Global cultural studies professor Bob Ross (The Great Baseball Revolt: The Rise and Fall of the 1890 Players League) joins host Tim Hanlon to discuss the short-lived professional baseball league controlled and owned in part by players themselves – a response to the dominant National League’s salary cap and “reserve rule,” which bound players to one team for life.  Led by curveball-pioneering and first-ever sports labor union-founding (and eventual baseball Hall of Famer) John Montgomery Ward, the Players’ League was a star-studded circuit that included most of the National League’s best players, who bolted not only to gain more control of their wages, but also to share ownership of the teams.

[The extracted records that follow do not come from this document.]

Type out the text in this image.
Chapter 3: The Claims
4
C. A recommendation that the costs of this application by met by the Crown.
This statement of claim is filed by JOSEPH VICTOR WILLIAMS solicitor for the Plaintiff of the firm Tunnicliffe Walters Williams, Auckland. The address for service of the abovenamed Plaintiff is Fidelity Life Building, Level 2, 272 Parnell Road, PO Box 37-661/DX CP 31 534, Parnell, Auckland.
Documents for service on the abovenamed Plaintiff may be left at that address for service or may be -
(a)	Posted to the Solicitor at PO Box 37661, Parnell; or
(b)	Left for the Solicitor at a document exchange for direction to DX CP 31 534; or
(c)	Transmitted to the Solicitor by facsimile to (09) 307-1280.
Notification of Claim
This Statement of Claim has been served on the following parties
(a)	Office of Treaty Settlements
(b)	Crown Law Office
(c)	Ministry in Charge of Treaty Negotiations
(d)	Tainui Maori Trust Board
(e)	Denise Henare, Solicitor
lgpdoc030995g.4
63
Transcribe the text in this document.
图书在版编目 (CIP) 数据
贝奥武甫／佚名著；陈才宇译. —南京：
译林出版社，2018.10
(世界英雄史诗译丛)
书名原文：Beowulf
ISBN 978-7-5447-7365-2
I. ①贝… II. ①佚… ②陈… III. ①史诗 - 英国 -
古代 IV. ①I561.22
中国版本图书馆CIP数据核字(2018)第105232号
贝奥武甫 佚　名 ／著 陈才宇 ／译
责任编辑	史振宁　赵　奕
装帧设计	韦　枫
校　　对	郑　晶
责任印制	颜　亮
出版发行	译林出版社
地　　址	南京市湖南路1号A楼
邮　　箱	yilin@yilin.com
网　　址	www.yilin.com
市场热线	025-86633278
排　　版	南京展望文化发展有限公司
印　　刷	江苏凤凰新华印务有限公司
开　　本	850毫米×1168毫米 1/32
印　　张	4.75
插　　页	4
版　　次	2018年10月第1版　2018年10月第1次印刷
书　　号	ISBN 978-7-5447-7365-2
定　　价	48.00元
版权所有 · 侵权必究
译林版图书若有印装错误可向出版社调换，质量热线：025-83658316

Lasting only one season and spanning eight major markets (Boston, Brooklyn, Buffalo, Chicago, Cleveland, New York, Philadelphia, and Pittsburgh), the league impacted both the professional sports and the labor politics of athletes and non-athletes alike.  Though it marketed itself as a working-class entity, the players were badly underfunded; ironically, they had to turn to wealthy capitalists for much of their startup capital outlays – including, in many cases, new ballparks – which, along with baseball’s best talent, helped the Players’ League initially outdraw the National League at the turnstiles.  But when the National League retaliated in the press by overinflating its attendance and profits, the backers of the upstart league pulled out at season’s end, and the unionized players’ bold experiment folded.

But a clear message had been sent – and the business of baseball and American professional sports would never be the same.